Some readers said they were impressed by the depth and metaphors in the novel, while others found Li’s unique style, such as incorporating the wisdom of ancient poetry to modern technology, rather off-putting.

Li recently told the media that he welcomes debate as long as it is about the novel.

“Controversy about the novel has been there since it was published, not just because it has won the prize,” said the 53-year-old author, who spent 13 years writing “Professor Ying Wu.”

The novel follows more than 70 characters from different walks of life who are involved one way or another with a Jizhou University plan to build a Confucius research center in the ancient sage’s hometown and hire a US-based Confucian studies master to lead it.

The encyclopedic nature of the novel of nearly 900,000 words has been likened to the classical novel “A Dream of the Red Mansions,” which incorporates food, costumes, medicine and other rituals of ancient times into the daily lives of characters in the novel.

“Professor Ying Wu” follows three generations of Chinese intellectuals — the eldest are survivors of the “cultural revolution” (1966-76); the middle-aged ones attended universities in the late 1970s and 80s; and the youngest ones grew up in the globalized world. These three groups cross paths with each other and with government officials, local businessmen and foreign investors involved in the Confucian center project.

For Chinese writers, and more widely, intellectuals, the 1980s was a paradise of foreign books, Western music and Hollywood movies flooding in to a starving young generation. Authors and poets were welcomed around the country like rock stars, and many writers born in the 1940s, 50s and 60s wrote their signature works during that era.

By contrast, writers born in the 1970s, who first published works in the 1990s and early 2000s, are often considered the forgotten generation, suffering from waning national zeal for literature.

Xu Zechen is often considered one of the most famous, well-established writers of that era. His prize-winning work “Northward” centers on the Grand Canal, the backdrop of all his works.

“The canal, since its early times, was not only a route transporting army and grain, but also a key point of dialogue, exchange and the merging of different places in China in terms of politics, economics, culture and traditions,” Xu said.

The author of “Northward” attended a middle school that sits on the Grand Canal, one of the largest man-made waterways, in Jiangsu Province. The author himself spent a few years living in Huai’an, a commercial hub of the Grand Canal in ancient times.

The novel opens with an Italian letter written in 1900, recording how an Italian adventurist, who calls himself Polo Junior, arrives in China to learn about its culture and look for his missing younger brother. He meets a low-level Chinese official who offers to serve as his translator when they travel on the Grand Canal from Hangzhou to Beijing.

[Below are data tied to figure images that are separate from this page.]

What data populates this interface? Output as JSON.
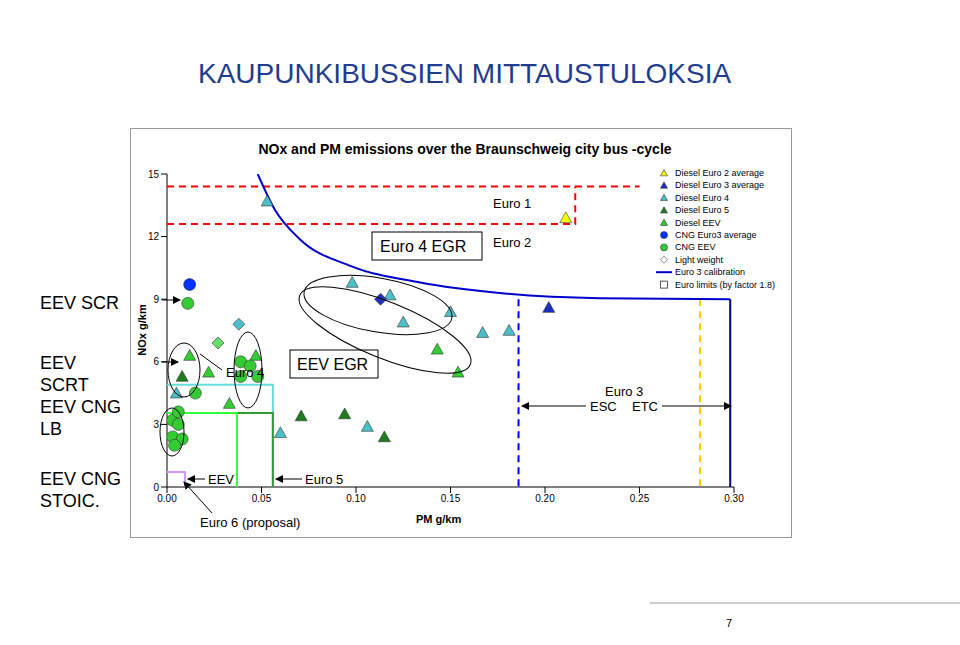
{
  "title": "KAUPUNKIBUSSIEN MITTAUSTULOKSIA",
  "page_number": "7",
  "side_labels": [
    "EEV SCR",
    "EEV SCRT",
    "EEV CNG LB",
    "EEV CNG STOIC."
  ],
  "chart_data": {
    "type": "scatter",
    "title": "NOx and PM emissions over the Braunschweig city bus -cycle",
    "x_label": "PM g/km",
    "y_label": "NOx g/km",
    "xlim": [
      0,
      0.3
    ],
    "xticks": [
      {
        "value": 0,
        "label": "0.00"
      },
      {
        "value": 0.05,
        "label": "0.05"
      },
      {
        "value": 0.1,
        "label": "0.10"
      },
      {
        "value": 0.15,
        "label": "0.15"
      },
      {
        "value": 0.2,
        "label": "0.20"
      },
      {
        "value": 0.25,
        "label": "0.25"
      },
      {
        "value": 0.3,
        "label": "0.30"
      }
    ],
    "ylim": [
      0,
      15
    ],
    "yticks": [
      0,
      3,
      6,
      9,
      12,
      15
    ],
    "grid": false,
    "legend": "upper right",
    "annotations": [
      "Euro 1",
      "Euro 2",
      "Euro 4 EGR",
      "Euro 4",
      "EEV EGR",
      "Euro 3",
      "ESC",
      "ETC",
      "EEV",
      "Euro 5",
      "Euro 6 (proposal)"
    ],
    "series": [
      {
        "name": "Diesel Euro 2 average",
        "color": "#ffff00",
        "marker": "triangle",
        "x": [
          0.211
        ],
        "values": [
          12.9
        ]
      },
      {
        "name": "Diesel Euro 3 average",
        "color": "#1a2fbf",
        "marker": "triangle",
        "x": [
          0.202
        ],
        "values": [
          8.6
        ]
      },
      {
        "name": "Diesel Euro 4",
        "color": "#4bc0c8",
        "marker": "triangle",
        "x": [
          0.053,
          0.098,
          0.118,
          0.125,
          0.15,
          0.167,
          0.181,
          0.106,
          0.06,
          0.005
        ],
        "values": [
          13.7,
          9.8,
          9.2,
          7.9,
          8.4,
          7.4,
          7.5,
          2.9,
          2.6,
          4.5
        ]
      },
      {
        "name": "Diesel Euro 5",
        "color": "#1e7b1e",
        "marker": "triangle",
        "x": [
          0.071,
          0.094,
          0.115,
          0.008
        ],
        "values": [
          3.4,
          3.5,
          2.4,
          5.3
        ]
      },
      {
        "name": "Diesel EEV",
        "color": "#33cc33",
        "marker": "triangle",
        "x": [
          0.012,
          0.047,
          0.022,
          0.033,
          0.143,
          0.154
        ],
        "values": [
          6.3,
          6.3,
          5.5,
          4.0,
          6.6,
          5.5
        ]
      },
      {
        "name": "CNG Euro3 average",
        "color": "#0033ff",
        "marker": "circle",
        "x": [
          0.012
        ],
        "values": [
          9.7
        ]
      },
      {
        "name": "CNG EEV",
        "color": "#33cc33",
        "marker": "circle",
        "x": [
          0.011,
          0.039,
          0.044,
          0.039,
          0.048,
          0.015,
          0.003,
          0.006,
          0.003,
          0.008,
          0.004,
          0.006
        ],
        "values": [
          8.8,
          6.0,
          5.8,
          5.3,
          5.3,
          4.5,
          3.2,
          3.0,
          2.4,
          2.3,
          2.0,
          3.6
        ]
      },
      {
        "name": "Light weight",
        "color": "#ffffff",
        "marker": "diamond",
        "colors": [
          "#1f2fbf",
          "#4bc0c8",
          "#66dd66"
        ],
        "x": [
          0.113,
          0.038,
          0.027
        ],
        "values": [
          9.0,
          7.8,
          6.9
        ]
      },
      {
        "name": "Euro 3 calibration",
        "type": "line",
        "color": "#0000cc",
        "line_style": "solid",
        "x": [
          0.048,
          0.057,
          0.07,
          0.097,
          0.134,
          0.176,
          0.229,
          0.298
        ],
        "values": [
          15,
          13.3,
          11.9,
          10.6,
          9.8,
          9.3,
          9.05,
          9.0
        ]
      },
      {
        "name": "Euro limits (by factor 1.8)",
        "type": "line",
        "marker": "square",
        "color": "#ffffff",
        "segments": [
          {
            "color": "#ff0000",
            "line_style": "dashed",
            "x": [
              0,
              0.25
            ],
            "values": [
              14.4,
              14.4
            ]
          },
          {
            "color": "#ff0000",
            "line_style": "dashed",
            "x": [
              0,
              0.216,
              0.216
            ],
            "values": [
              12.6,
              12.6,
              14.4
            ]
          },
          {
            "color": "#ffcc00",
            "line_style": "dashed",
            "x": [
              0.282,
              0.282
            ],
            "values": [
              9.0,
              0
            ]
          },
          {
            "color": "#0000ff",
            "line_style": "dashed",
            "x": [
              0.186,
              0.186
            ],
            "values": [
              9.0,
              0
            ]
          },
          {
            "color": "#00008b",
            "line_style": "solid",
            "x": [
              0.298,
              0.298
            ],
            "values": [
              9.0,
              0
            ]
          },
          {
            "color": "#66dddd",
            "line_style": "solid",
            "x": [
              0,
              0.056,
              0.056
            ],
            "values": [
              4.9,
              4.9,
              0
            ]
          },
          {
            "color": "#339933",
            "line_style": "solid",
            "x": [
              0,
              0.056,
              0.056
            ],
            "values": [
              3.55,
              3.55,
              0
            ]
          },
          {
            "color": "#33ff33",
            "line_style": "solid",
            "x": [
              0,
              0.037,
              0.037
            ],
            "values": [
              3.55,
              3.55,
              0
            ]
          },
          {
            "color": "#cc99ff",
            "line_style": "solid",
            "x": [
              0,
              0.0095,
              0.0095
            ],
            "values": [
              0.72,
              0.72,
              0
            ]
          }
        ]
      }
    ]
  }
}
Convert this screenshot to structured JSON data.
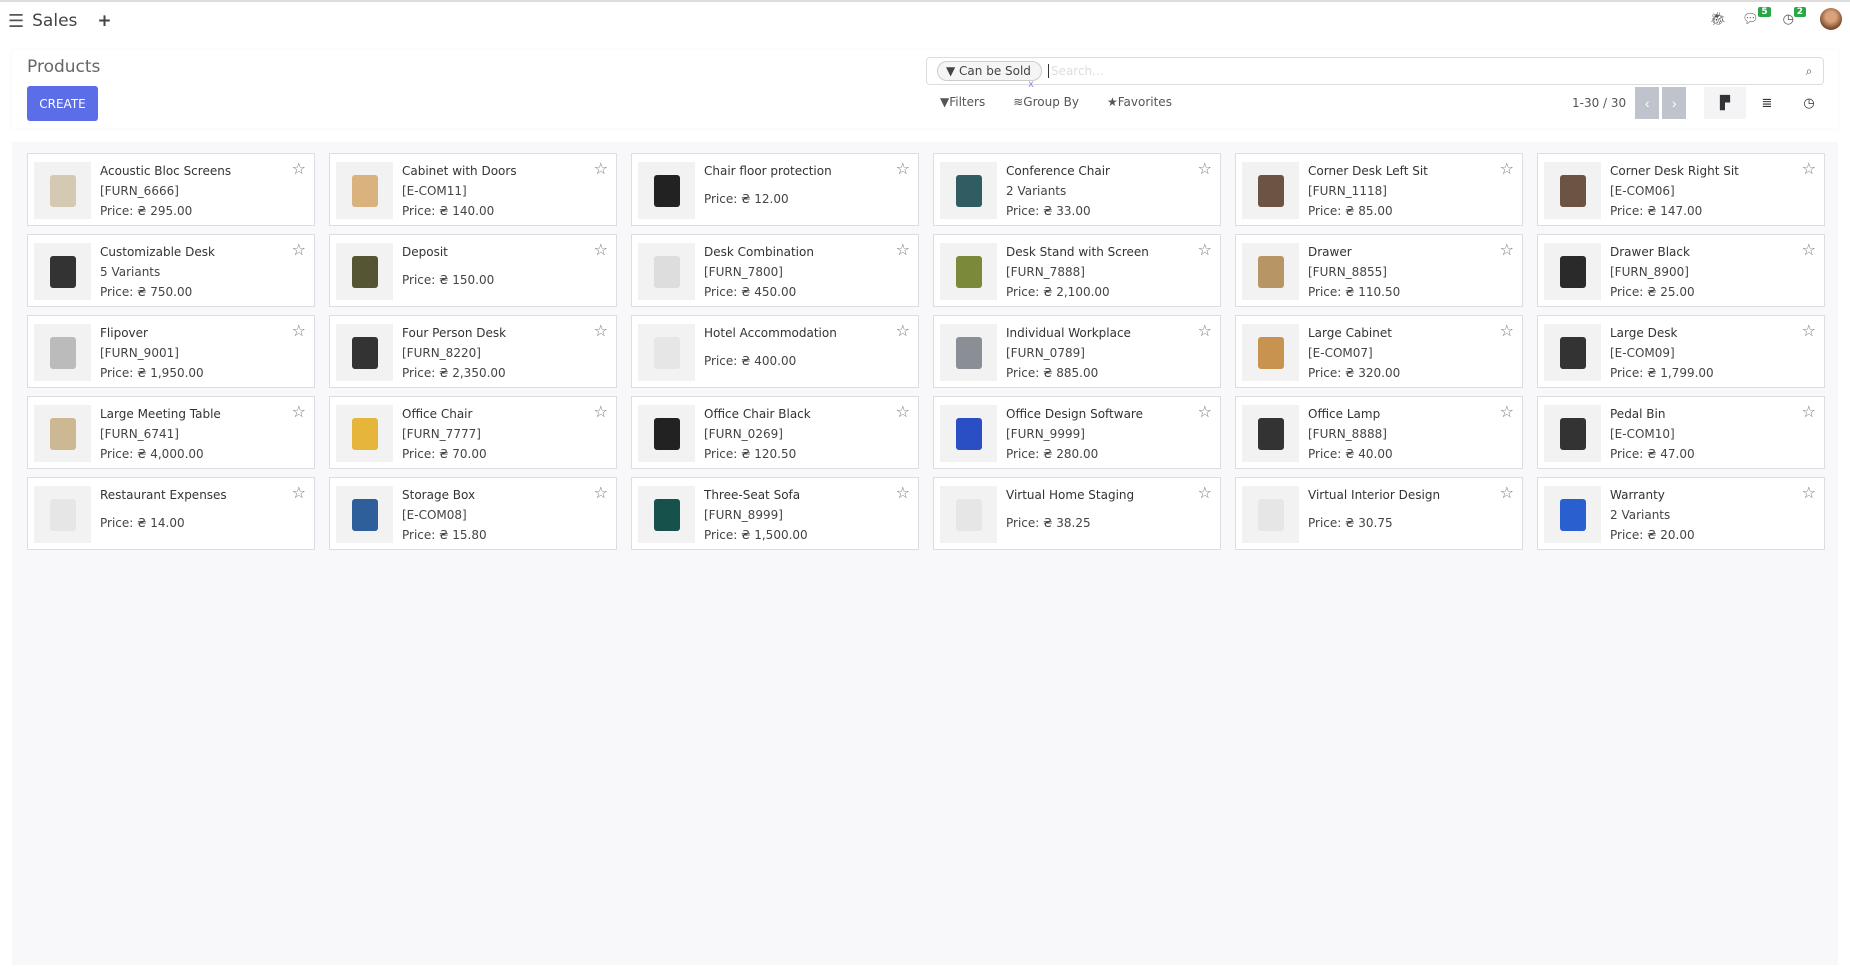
{
  "topbar": {
    "app": "Sales",
    "messages_badge": "5",
    "activities_badge": "2"
  },
  "control": {
    "title": "Products",
    "create": "CREATE",
    "facet": "Can be Sold",
    "facet_remove": "x",
    "search_placeholder": "Search...",
    "filters": "Filters",
    "group_by": "Group By",
    "favorites": "Favorites",
    "pager": "1-30 / 30"
  },
  "products": [
    {
      "name": "Acoustic Bloc Screens",
      "code": "[FURN_6666]",
      "price": "Price: ₴ 295.00",
      "tone": "#d6c9b3"
    },
    {
      "name": "Cabinet with Doors",
      "code": "[E-COM11]",
      "price": "Price: ₴ 140.00",
      "tone": "#d9b27e"
    },
    {
      "name": "Chair floor protection",
      "price": "Price: ₴ 12.00",
      "tone": "#222"
    },
    {
      "name": "Conference Chair",
      "code": "2 Variants",
      "price": "Price: ₴ 33.00",
      "tone": "#2f5d62"
    },
    {
      "name": "Corner Desk Left Sit",
      "code": "[FURN_1118]",
      "price": "Price: ₴ 85.00",
      "tone": "#6b5443"
    },
    {
      "name": "Corner Desk Right Sit",
      "code": "[E-COM06]",
      "price": "Price: ₴ 147.00",
      "tone": "#6b5443"
    },
    {
      "name": "Customizable Desk",
      "code": "5 Variants",
      "price": "Price: ₴ 750.00",
      "tone": "#333"
    },
    {
      "name": "Deposit",
      "price": "Price: ₴ 150.00",
      "tone": "#553"
    },
    {
      "name": "Desk Combination",
      "code": "[FURN_7800]",
      "price": "Price: ₴ 450.00",
      "tone": "#ddd"
    },
    {
      "name": "Desk Stand with Screen",
      "code": "[FURN_7888]",
      "price": "Price: ₴ 2,100.00",
      "tone": "#7a8a3a"
    },
    {
      "name": "Drawer",
      "code": "[FURN_8855]",
      "price": "Price: ₴ 110.50",
      "tone": "#b89565"
    },
    {
      "name": "Drawer Black",
      "code": "[FURN_8900]",
      "price": "Price: ₴ 25.00",
      "tone": "#2a2a2a"
    },
    {
      "name": "Flipover",
      "code": "[FURN_9001]",
      "price": "Price: ₴ 1,950.00",
      "tone": "#bbb"
    },
    {
      "name": "Four Person Desk",
      "code": "[FURN_8220]",
      "price": "Price: ₴ 2,350.00",
      "tone": "#333"
    },
    {
      "name": "Hotel Accommodation",
      "price": "Price: ₴ 400.00",
      "tone": "#e6e6e6"
    },
    {
      "name": "Individual Workplace",
      "code": "[FURN_0789]",
      "price": "Price: ₴ 885.00",
      "tone": "#8a8f96"
    },
    {
      "name": "Large Cabinet",
      "code": "[E-COM07]",
      "price": "Price: ₴ 320.00",
      "tone": "#c8934f"
    },
    {
      "name": "Large Desk",
      "code": "[E-COM09]",
      "price": "Price: ₴ 1,799.00",
      "tone": "#333"
    },
    {
      "name": "Large Meeting Table",
      "code": "[FURN_6741]",
      "price": "Price: ₴ 4,000.00",
      "tone": "#cdb894"
    },
    {
      "name": "Office Chair",
      "code": "[FURN_7777]",
      "price": "Price: ₴ 70.00",
      "tone": "#e6b53c"
    },
    {
      "name": "Office Chair Black",
      "code": "[FURN_0269]",
      "price": "Price: ₴ 120.50",
      "tone": "#222"
    },
    {
      "name": "Office Design Software",
      "code": "[FURN_9999]",
      "price": "Price: ₴ 280.00",
      "tone": "#2a4fc4"
    },
    {
      "name": "Office Lamp",
      "code": "[FURN_8888]",
      "price": "Price: ₴ 40.00",
      "tone": "#333"
    },
    {
      "name": "Pedal Bin",
      "code": "[E-COM10]",
      "price": "Price: ₴ 47.00",
      "tone": "#333"
    },
    {
      "name": "Restaurant Expenses",
      "price": "Price: ₴ 14.00",
      "tone": "#e6e6e6"
    },
    {
      "name": "Storage Box",
      "code": "[E-COM08]",
      "price": "Price: ₴ 15.80",
      "tone": "#2f5f9a"
    },
    {
      "name": "Three-Seat Sofa",
      "code": "[FURN_8999]",
      "price": "Price: ₴ 1,500.00",
      "tone": "#17514c"
    },
    {
      "name": "Virtual Home Staging",
      "price": "Price: ₴ 38.25",
      "tone": "#e6e6e6"
    },
    {
      "name": "Virtual Interior Design",
      "price": "Price: ₴ 30.75",
      "tone": "#e6e6e6"
    },
    {
      "name": "Warranty",
      "code": "2 Variants",
      "price": "Price: ₴ 20.00",
      "tone": "#2a5fd0"
    }
  ]
}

As China celebrated the 40th anniversary of its reform and opening-up policies in 2018, many books, stage plays, movies and TV shows took up the subject of the nation’s stunning transformation and how the changes affected ordinary people.

Prize-winner Liang Xiaosheng’s “Human World,” published last year, was also one such work. It followed 50 years in the lives of a working-class family — spanning the “cultural revolution,” the opening of the private business sector, the reform of state-owned companies, and a major anti-corruption campaign.

Another of the prize-winners, playwright and author Chen Yan, turned his years of experience writing for traditional opera into “The Protagonist.” It’s the story of an actress in Shaanxi Province’s traditional Qinqiang Opera. The actress and those around her not only strive to be stars on stage, but also in the bigger stage of life.

Another winner is Xu Huaizhong, writer and retired general who joined the army in 1945. His “Story of Towing the Wind” interweaves a romantic tale with a famous battle during the Chinese Civil War. In it, a young student leaves home for Yan’an, the destination of Long March and a center of the Communist Party of China at the time. She encounters an army officer preparing for a key battle. Much to her surprise, she discovers that she and the officer share the same passion for classic Chinese music. They fall in love against the backdrop of cruel warfare.